Biden to nominate first Black woman on Supreme Court
Washington: As President Joe Biden prepares to nominate the first Black woman to the Supreme Court, several leading candidates for the coveted seat on the nation’s highest court have emerged.
The Democratic president has said he will reveal his choice by the end of February, and has interviewed three potential nominees so far according to US media. The White House has been tight-lipped about the search for a justice to replace Justice Stephen Breyer, 83, a liberal stalwart who plans to retire in June at the end of the court’s current term.
"The president has not made a decision about who he is going to nominate," White House Press Secretary Jen Psaki told reporters on Tuesday. "I’m not -- still not -- going to get into details about the internal process," Psaki said.
The selection of a Supreme Court justice involves extensive background checks to prevent unwelcome surprises during Senate nomination hearings. There have been two African-American Supreme Court justices: Thurgood Marshall, who served from 1967 to 1991, and Clarence Thomas, a conservative who succeeded Marshall and remains on the bench.
The following are reported to be at the top of the list for the seat on the nation’s highest court: Ketanji Brown Jackson, 51, a judge on the US Circuit Court of Appeals, does not have a background typical of other nominees.
While many judges have made their mark as prosecutors, Jackson spent two years as a federal public defender representing indigent defendants. She has also served on the US Sentencing Commission, an independent agency created by Congress to address sentencing disparities.
And Jackson has personal experience with the harsh sentences meted out for drug crimes in the United States -- an uncle was sentenced to life in prison in 1989 for cocaine possession.
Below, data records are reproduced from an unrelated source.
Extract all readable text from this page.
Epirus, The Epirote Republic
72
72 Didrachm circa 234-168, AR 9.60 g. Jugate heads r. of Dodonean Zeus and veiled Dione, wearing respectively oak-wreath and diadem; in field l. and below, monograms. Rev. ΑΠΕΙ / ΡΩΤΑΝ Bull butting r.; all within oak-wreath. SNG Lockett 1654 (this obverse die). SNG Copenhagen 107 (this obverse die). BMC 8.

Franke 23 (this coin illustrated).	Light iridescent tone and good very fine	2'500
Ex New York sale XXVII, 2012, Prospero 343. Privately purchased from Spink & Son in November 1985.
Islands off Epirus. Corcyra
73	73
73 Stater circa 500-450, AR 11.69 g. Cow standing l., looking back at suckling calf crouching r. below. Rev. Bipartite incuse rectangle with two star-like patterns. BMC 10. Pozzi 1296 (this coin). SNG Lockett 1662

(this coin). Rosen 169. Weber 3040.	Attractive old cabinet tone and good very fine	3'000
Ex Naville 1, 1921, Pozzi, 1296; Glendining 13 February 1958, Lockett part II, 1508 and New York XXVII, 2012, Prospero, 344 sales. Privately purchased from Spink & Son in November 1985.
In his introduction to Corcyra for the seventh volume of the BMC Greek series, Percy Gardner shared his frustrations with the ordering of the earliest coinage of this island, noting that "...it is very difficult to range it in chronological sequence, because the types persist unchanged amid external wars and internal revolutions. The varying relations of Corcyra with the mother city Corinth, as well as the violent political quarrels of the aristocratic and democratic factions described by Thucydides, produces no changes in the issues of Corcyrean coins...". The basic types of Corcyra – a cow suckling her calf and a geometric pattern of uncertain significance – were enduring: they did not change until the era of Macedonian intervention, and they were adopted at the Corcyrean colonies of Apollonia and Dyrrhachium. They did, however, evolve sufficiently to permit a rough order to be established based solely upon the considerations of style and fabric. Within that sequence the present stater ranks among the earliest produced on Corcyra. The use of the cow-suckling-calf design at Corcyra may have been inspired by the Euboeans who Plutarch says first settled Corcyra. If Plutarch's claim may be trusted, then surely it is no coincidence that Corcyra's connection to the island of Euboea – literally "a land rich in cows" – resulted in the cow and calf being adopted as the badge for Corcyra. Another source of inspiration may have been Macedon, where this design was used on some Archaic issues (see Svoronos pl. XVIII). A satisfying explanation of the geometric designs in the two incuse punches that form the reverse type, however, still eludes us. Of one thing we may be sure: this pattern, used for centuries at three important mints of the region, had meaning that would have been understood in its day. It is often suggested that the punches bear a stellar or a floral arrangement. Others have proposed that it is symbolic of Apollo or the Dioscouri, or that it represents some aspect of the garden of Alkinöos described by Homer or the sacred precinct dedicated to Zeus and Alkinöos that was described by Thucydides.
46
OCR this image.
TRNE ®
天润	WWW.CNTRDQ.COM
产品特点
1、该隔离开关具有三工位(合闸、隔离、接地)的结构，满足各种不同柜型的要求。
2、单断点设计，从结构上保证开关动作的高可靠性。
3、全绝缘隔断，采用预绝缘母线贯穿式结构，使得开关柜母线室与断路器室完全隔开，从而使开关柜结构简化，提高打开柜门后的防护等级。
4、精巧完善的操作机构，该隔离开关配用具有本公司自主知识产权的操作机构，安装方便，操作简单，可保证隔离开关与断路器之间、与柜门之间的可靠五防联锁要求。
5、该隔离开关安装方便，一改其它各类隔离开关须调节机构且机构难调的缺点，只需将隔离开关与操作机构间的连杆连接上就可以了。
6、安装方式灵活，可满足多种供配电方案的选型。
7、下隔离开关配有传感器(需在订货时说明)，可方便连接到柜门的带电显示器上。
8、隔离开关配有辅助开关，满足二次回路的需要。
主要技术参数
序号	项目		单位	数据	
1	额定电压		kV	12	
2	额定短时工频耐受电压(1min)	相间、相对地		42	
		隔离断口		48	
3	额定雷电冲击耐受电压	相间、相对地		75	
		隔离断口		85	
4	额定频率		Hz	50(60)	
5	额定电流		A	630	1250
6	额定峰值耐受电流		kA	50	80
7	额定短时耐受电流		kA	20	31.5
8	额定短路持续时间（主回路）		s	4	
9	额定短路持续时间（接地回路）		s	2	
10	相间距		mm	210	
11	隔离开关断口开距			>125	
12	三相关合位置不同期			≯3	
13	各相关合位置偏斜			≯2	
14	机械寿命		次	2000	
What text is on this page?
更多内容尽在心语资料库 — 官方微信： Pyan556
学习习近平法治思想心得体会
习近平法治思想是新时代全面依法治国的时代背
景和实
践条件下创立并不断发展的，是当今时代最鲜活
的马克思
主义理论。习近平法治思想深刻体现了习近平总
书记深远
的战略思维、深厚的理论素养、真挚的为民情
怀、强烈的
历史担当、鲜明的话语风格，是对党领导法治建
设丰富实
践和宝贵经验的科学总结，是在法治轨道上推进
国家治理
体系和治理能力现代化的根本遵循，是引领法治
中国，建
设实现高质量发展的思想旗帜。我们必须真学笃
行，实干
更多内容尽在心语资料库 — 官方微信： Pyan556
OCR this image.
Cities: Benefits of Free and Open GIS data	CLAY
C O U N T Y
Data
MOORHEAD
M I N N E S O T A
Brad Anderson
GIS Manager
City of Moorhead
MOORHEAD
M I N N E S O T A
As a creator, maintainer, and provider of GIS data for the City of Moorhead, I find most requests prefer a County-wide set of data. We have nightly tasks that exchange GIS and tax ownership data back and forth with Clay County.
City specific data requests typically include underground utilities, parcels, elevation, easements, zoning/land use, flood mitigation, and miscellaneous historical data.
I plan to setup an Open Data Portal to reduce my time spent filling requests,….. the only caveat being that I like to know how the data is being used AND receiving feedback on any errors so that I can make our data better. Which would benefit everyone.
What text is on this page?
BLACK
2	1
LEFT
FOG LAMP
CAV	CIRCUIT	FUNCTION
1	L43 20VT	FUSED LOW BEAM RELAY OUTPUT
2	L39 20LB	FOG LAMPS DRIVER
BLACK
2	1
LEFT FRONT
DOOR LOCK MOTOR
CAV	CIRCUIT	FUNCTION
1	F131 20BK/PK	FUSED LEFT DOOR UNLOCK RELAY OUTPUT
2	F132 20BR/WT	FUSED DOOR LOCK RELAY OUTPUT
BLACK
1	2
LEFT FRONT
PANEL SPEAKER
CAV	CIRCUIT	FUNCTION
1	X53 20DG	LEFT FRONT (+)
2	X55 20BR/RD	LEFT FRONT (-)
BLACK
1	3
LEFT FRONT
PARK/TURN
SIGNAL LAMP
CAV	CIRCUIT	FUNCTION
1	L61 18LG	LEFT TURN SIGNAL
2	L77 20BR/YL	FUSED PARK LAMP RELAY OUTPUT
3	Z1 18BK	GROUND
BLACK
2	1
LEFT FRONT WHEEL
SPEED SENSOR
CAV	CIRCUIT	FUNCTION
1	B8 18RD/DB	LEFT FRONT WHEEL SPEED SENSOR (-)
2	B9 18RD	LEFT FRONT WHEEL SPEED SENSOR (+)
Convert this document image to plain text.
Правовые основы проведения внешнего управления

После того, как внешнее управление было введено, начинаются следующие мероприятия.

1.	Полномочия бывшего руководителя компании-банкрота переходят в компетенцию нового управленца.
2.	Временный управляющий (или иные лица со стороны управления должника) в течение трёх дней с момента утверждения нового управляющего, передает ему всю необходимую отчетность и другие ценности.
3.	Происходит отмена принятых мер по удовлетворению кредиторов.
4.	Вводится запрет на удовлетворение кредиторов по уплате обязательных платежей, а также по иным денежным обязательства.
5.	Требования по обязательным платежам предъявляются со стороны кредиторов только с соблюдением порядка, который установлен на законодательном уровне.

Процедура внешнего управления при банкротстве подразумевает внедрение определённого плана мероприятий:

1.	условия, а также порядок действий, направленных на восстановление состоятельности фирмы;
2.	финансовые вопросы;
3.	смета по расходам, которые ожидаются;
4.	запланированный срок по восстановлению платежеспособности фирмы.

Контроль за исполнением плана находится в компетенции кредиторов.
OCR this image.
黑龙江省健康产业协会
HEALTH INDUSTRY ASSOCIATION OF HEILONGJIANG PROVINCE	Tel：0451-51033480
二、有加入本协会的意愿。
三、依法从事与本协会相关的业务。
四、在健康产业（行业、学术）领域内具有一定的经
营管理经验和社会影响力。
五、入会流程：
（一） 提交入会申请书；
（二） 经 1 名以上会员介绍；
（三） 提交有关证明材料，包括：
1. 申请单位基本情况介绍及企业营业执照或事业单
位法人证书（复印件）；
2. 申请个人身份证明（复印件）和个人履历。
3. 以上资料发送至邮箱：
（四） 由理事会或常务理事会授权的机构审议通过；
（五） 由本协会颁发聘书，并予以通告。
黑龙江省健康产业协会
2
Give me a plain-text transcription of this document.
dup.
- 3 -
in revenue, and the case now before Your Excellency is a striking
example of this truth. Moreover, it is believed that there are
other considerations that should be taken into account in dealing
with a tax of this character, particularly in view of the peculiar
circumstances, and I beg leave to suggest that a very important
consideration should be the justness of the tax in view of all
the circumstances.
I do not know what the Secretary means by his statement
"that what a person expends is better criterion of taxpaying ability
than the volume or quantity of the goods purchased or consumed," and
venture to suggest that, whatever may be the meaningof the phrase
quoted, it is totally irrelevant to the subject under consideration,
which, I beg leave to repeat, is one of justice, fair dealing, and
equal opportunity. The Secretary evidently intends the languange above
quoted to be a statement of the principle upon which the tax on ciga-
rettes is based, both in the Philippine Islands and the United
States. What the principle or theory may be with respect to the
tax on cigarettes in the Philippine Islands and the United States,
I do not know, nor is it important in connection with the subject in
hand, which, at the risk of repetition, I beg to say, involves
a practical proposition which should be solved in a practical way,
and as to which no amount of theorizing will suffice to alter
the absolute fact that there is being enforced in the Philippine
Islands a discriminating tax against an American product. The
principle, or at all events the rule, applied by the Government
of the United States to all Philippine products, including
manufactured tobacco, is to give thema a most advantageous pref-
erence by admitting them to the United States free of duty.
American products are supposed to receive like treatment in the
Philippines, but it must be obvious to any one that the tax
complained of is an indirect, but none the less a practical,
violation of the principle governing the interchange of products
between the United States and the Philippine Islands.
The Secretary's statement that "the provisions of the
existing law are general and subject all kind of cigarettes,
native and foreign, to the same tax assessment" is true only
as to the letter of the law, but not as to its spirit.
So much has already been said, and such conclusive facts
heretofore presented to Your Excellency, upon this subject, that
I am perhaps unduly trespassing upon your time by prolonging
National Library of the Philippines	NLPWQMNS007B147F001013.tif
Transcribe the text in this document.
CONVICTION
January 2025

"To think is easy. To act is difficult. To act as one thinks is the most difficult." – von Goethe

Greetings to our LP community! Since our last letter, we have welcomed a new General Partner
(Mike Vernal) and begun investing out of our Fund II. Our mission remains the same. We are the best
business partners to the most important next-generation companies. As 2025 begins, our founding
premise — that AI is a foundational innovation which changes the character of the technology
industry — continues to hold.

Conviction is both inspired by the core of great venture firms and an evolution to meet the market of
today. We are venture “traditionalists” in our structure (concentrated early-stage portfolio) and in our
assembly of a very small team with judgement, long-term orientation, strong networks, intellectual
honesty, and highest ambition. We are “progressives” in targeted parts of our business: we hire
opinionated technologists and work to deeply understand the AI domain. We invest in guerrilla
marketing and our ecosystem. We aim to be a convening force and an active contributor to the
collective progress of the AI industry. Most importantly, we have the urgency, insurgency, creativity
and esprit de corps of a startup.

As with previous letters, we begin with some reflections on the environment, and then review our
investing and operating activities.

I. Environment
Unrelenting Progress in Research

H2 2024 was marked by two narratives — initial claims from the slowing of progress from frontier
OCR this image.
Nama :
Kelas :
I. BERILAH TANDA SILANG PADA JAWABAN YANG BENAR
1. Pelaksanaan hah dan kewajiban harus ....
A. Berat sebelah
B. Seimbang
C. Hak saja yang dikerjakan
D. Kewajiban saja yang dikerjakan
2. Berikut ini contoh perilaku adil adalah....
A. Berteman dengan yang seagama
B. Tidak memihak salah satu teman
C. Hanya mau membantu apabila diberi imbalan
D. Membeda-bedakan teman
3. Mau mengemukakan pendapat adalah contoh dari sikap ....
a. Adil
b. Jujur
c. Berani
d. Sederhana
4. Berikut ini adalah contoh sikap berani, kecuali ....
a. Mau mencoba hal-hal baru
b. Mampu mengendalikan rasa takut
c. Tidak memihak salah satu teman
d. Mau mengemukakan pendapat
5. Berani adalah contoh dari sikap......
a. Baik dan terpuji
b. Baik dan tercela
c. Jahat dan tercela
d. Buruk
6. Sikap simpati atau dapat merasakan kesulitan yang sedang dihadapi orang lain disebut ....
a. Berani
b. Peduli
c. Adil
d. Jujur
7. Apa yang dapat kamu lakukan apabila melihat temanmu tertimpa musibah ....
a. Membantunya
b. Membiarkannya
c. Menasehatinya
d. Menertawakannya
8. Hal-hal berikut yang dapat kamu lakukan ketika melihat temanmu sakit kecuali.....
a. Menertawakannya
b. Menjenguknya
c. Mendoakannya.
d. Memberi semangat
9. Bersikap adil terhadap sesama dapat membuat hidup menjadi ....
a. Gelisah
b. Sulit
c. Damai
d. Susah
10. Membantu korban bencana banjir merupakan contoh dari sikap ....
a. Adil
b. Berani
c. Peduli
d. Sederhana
After graduation, she worked for a series of elite law firms in Boston and Washington, and as a law clerk for Breyer.
Jackson was nominated to be a US District Court judge by former president Barack Obama in 2013 and to the US Court of Appeals for the DC Circuit by Biden in March 2021. Her most notable ruling came in 2019 when she said a former White House counsel to president Donald Trump had to obey a congressional subpoena.